How to Store and Reheat Leftovers
- Refrigerator: Store leftover grilled ribeye steak in an airtight container in the fridge for up to 3 days.
- To reheat: Microwave the steak in 20 to 30-second intervals until it’s heated through, or warm it in a skillet over medium-low heat.
More Ways to Enjoy Steak

Grilled Ribeye
Ingredients
- 2 each boneless ribeye steaks, 1¼ pounds each and 1¼" thick (choose steaks that are well marbled)
- 8 teaspoons olive oil
- 8 teaspoons Steak Seasoning (or your own favorite steak seasoning)
Instructions
- 30 minutes prior to grilling: Remove steaks from fridge.

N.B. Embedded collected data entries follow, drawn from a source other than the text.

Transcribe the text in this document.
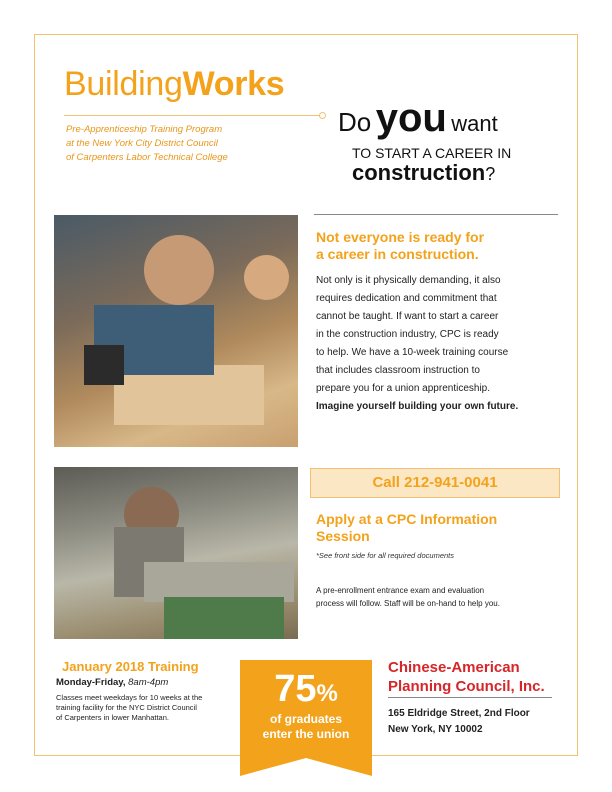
BuildingWorks
Pre-Apprenticeship Training Program
at the New York City District Council
of Carpenters Labor Technical College
Do you want
TO START A CAREER IN
construction?
Not everyone is ready for
a career in construction.
Not only is it physically demanding, it also
requires dedication and commitment that
cannot be taught. If want to start a career
in the construction industry, CPC is ready
to help. We have a 10-week training course
that includes classroom instruction to
prepare you for a union apprenticeship.
Imagine yourself building your own future.
Call 212-941-0041
Apply at a CPC Information
Session
*See front side for all required documents
A pre-enrollment entrance exam and evaluation
process will follow. Staff will be on-hand to help you.
January 2018 Training
Monday-Friday, 8am-4pm
Classes meet weekdays for 10 weeks at the
training facility for the NYC District Council
of Carpenters in lower Manhattan.
75%
of graduates
enter the union
Chinese-American
Planning Council, Inc.
165 Eldridge Street, 2nd Floor
New York, NY 10002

Rub 2 teaspoons olive oil onto each side of each steak (8 teaspoons total). Then sprinkle 2 teaspoons Steak Seasoning evenly over each side of each steak (8 teaspoons total). Let rest.

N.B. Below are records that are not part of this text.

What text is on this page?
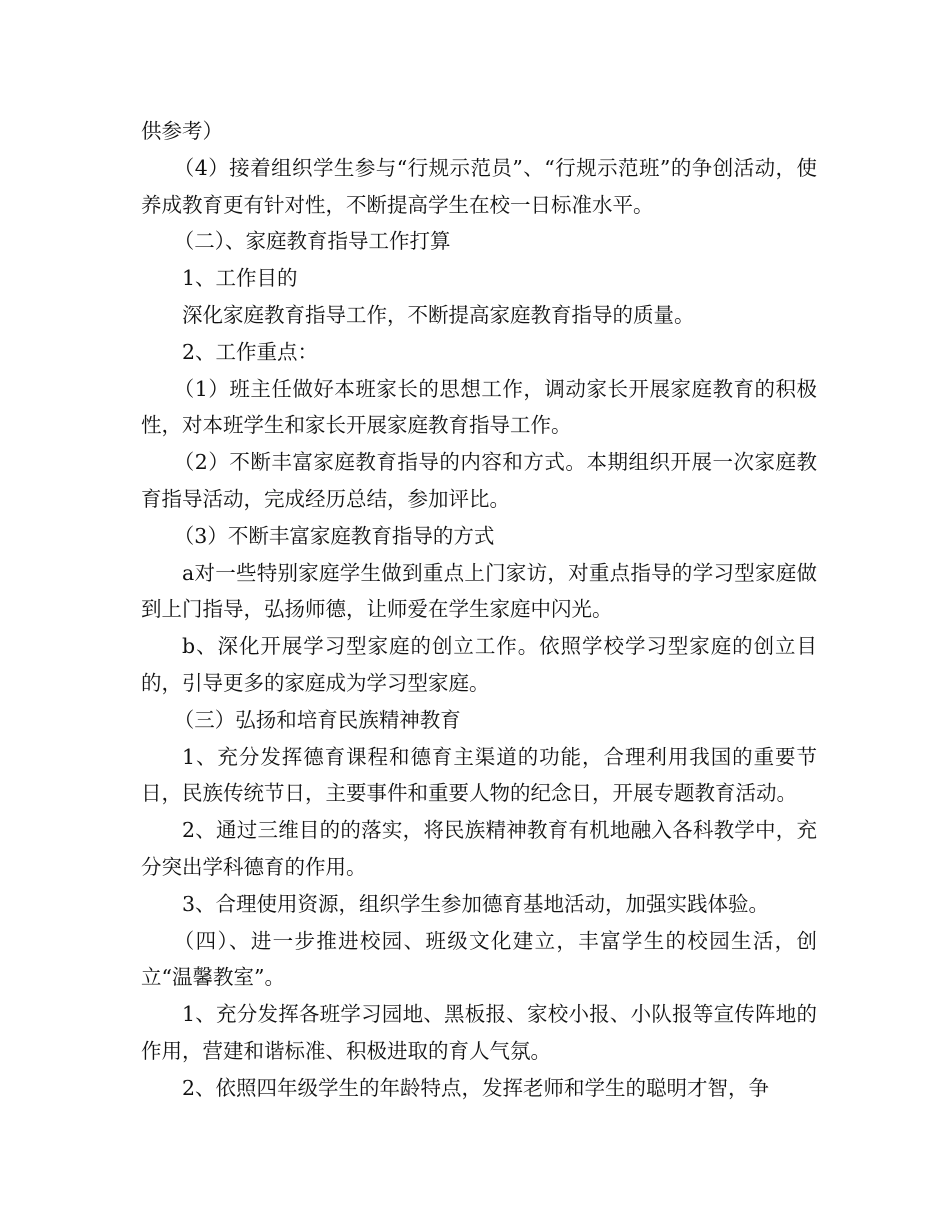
供参考）

（4）接着组织学生参与“行规示范员”、“行规示范班”的争创活动，使养成教育更有针对性，不断提高学生在校一日标准水平。

（二）、家庭教育指导工作打算

1、工作目的

深化家庭教育指导工作，不断提高家庭教育指导的质量。

2、工作重点：

（1）班主任做好本班家长的思想工作，调动家长开展家庭教育的积极性，对本班学生和家长开展家庭教育指导工作。

（2）不断丰富家庭教育指导的内容和方式。本期组织开展一次家庭教育指导活动，完成经历总结，参加评比。

（3）不断丰富家庭教育指导的方式

a对一些特别家庭学生做到重点上门家访，对重点指导的学习型家庭做到上门指导，弘扬师德，让师爱在学生家庭中闪光。

b、深化开展学习型家庭的创立工作。依照学校学习型家庭的创立目的，引导更多的家庭成为学习型家庭。

（三）弘扬和培育民族精神教育

1、充分发挥德育课程和德育主渠道的功能，合理利用我国的重要节日，民族传统节日，主要事件和重要人物的纪念日，开展专题教育活动。

2、通过三维目的的落实，将民族精神教育有机地融入各科教学中，充分突出学科德育的作用。

3、合理使用资源，组织学生参加德育基地活动，加强实践体验。

（四）、进一步推进校园、班级文化建立，丰富学生的校园生活，创立“温馨教室”。

1、充分发挥各班学习园地、黑板报、家校小报、小队报等宣传阵地的作用，营建和谐标准、积极进取的育人气氛。

2、依照四年级学生的年龄特点，发挥老师和学生的聪明才智，争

- Fire up the grill: You want it super hot, 550℉ or even a bit more. See Notes below for cleaning and oiling the grates.
- Grill the steaks: Once grates are smoking hot, add the steaks. Close grill lid and don't peek. For 1¼-pound steaks that are 1¼" thick, and for medium-rare doneness, grill for 3½ minutes without peeking or moving the steaks. Then flip the steaks and grill (lid closed) for another 3½ minutes without peeking or moving the steaks. Immediately remove steaks from grill to a platter and let rest 5 minutes to settle in the juices.
Notes
- Cast iron grates: no oil needed
- Stainless steel grates: oil well
- Porcelain coated grates: oil well
Nutrition Information:
Skip the “Well-Done” Steak!

Here’s the photo I was talking about! Our family was on a summer vacation in the Black Hills (South Dakota), on a chuckwagon dinner ride. While the steaks were being grilled, the entertainment crew asked for a show of hands, wanting to know who would like their steaks “well-done”. The poor guy! At least he was a good sport – he smiled and laughed along!

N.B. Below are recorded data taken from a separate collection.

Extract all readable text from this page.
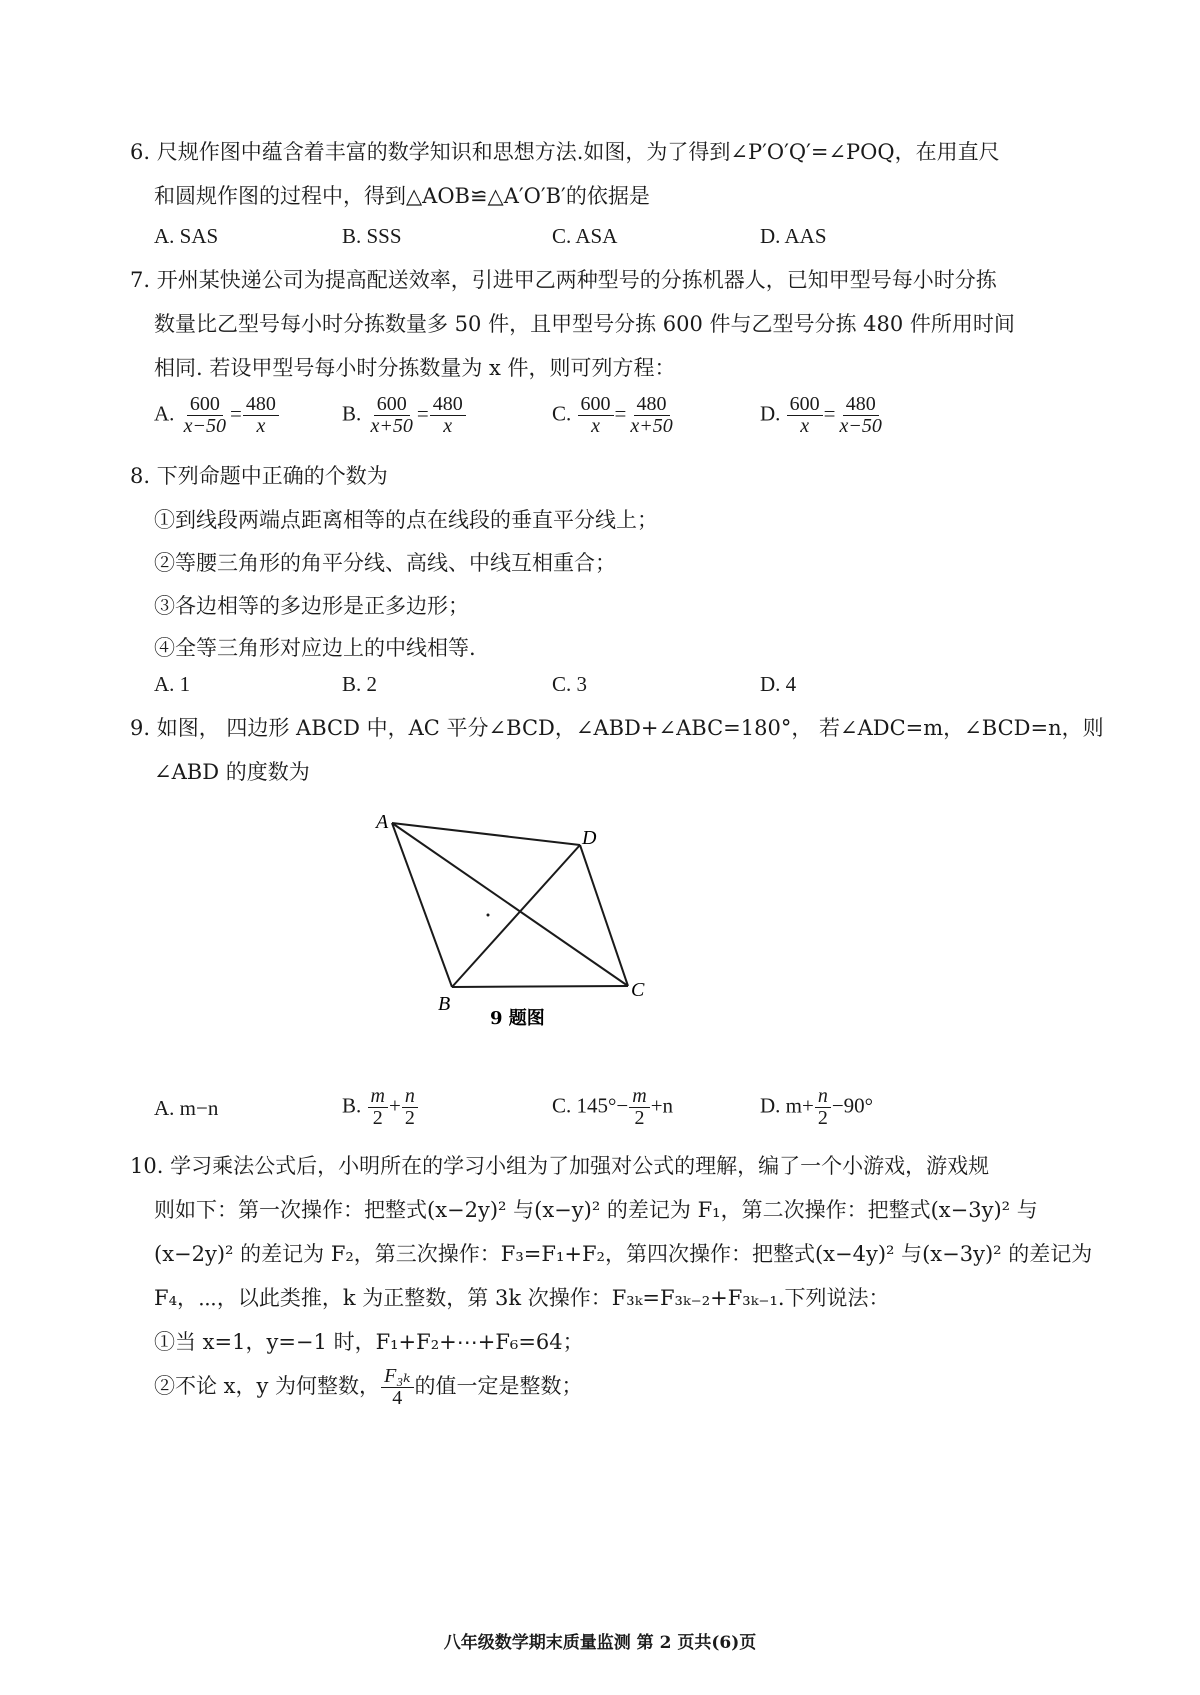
6. 尺规作图中蕴含着丰富的数学知识和思想方法.如图，为了得到∠P′O′Q′=∠POQ，在用直尺
和圆规作图的过程中，得到△AOB≌△A′O′B′的依据是
A. SAS	B. SSS	C. ASA	D. AAS
7. 开州某快递公司为提高配送效率，引进甲乙两种型号的分拣机器人，已知甲型号每小时分拣
数量比乙型号每小时分拣数量多 50 件，且甲型号分拣 600 件与乙型号分拣 480 件所用时间
相同. 若设甲型号每小时分拣数量为 x 件，则可列方程：
A. $\frac{600}{x-50} = \frac{480}{x}$	B. $\frac{600}{x+50} = \frac{480}{x}$	C. $\frac{600}{x} = \frac{480}{x+50}$	D. $\frac{600}{x} = \frac{480}{x-50}$
8. 下列命题中正确的个数为
①到线段两端点距离相等的点在线段的垂直平分线上；
②等腰三角形的角平分线、高线、中线互相重合；
③各边相等的多边形是正多边形；
④全等三角形对应边上的中线相等.
A. 1	B. 2	C. 3	D. 4
9. 如图， 四边形 ABCD 中，AC 平分∠BCD，∠ABD+∠ABC=180°， 若∠ADC=m，∠BCD=n，则
∠ABD 的度数为
A
D
C
B
9 题图
A. m−n	B. $\frac{m}{2} + \frac{n}{2}$	C. $145^\circ- \frac{m}{2} +n$	D. $m+ \frac{n}{2} -90^\circ$
10. 学习乘法公式后，小明所在的学习小组为了加强对公式的理解，编了一个小游戏，游戏规
则如下：第一次操作：把整式(x−2y)² 与(x−y)² 的差记为 F₁，第二次操作：把整式(x−3y)² 与
(x−2y)² 的差记为 F₂，第三次操作：F₃=F₁+F₂，第四次操作：把整式(x−4y)² 与(x−3y)² 的差记为
F₄，⋯，以此类推，k 为正整数，第 3k 次操作：F₃ₖ=F₃ₖ₋₂+F₃ₖ₋₁.下列说法：
①当 x=1，y=−1 时，F₁+F₂+⋯+F₆=64；
②不论 x，y 为何整数， $\frac{\text{F₃ₖ}}{4}$ 的值一定是整数；
八年级数学期末质量监测 第 2 页共(6)页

This post was originally published in 2011, then updated in 2025.





LOOKS AMAZING! i will be trying that soon!
happy new year!
Hope you like it, Bridgette – it’s pretty awesome! And Happy New Year to you, too!
Whew! After all the sweet food I’ve been testing, this looks like heaven!
Almost nothing better than a ribeye steak on the grill….done my husband’s way ;). I also don’t eat steak out because why set myself up for bitter disappointment knowing it will never come close to my husband’s???
Thanks, Jen – hope you like it!
I love the sound of this!
That steak is beautiful. Like, REALLY beautiful. I cant wait to cook one like this… your recipe and technique are wonderful!
Thank you, dear Amanda. xo
You are right! Steaks at home are usually so much more delicious. Your steaks looks delicious with tasty looking grill marks. Guess it’s time for a ribeye!
Looks delicious!
We grill our steaks the same way, we usually use Mrs Dash. Looks amazing!
Thank you so much, Miss. I hope you find that seasoning – it’s amazing!
Hi, Cheryl! I just read Jaden’s post on the salt bath – very intriguing. I passed it along to my husband. I have a hunch we’ll be trying that soon – thanks for passing it along!
Looks WONDERFUL.
Have a GREAT weekend!
We eat red meat on average, about once a week. My husband’s favourite is a perfectly grilled thick medium rare steak. He’s has his grilling down just like your Blake’s but unlike your Blake, he has been unable to convert me from a *well-done* girl. He always times his grilling and always has to put my steak on earlier than his so our meal is done cooking at that same time. Your spiced up cut of steak looks delicious.
I am seriously craving a steak now! I do believe I will be trying this very soon.
Brenda, your blog is fantastic and I always look forward to what you have to share.
Thanks, Karyl – nice to hear from you again. Hope you’re having a great weekend!
My hubby does the best ribeye too. I am going to add your delicious recipe to our next grilling. Thanks! Have a nice weekend.
I figured there would be some comments from people who also make the best ribeye! ;) Love it! Nice to hear from you, Sherri – hope you’re having a great weekend.
My mouth is watering, Brenda. Great post!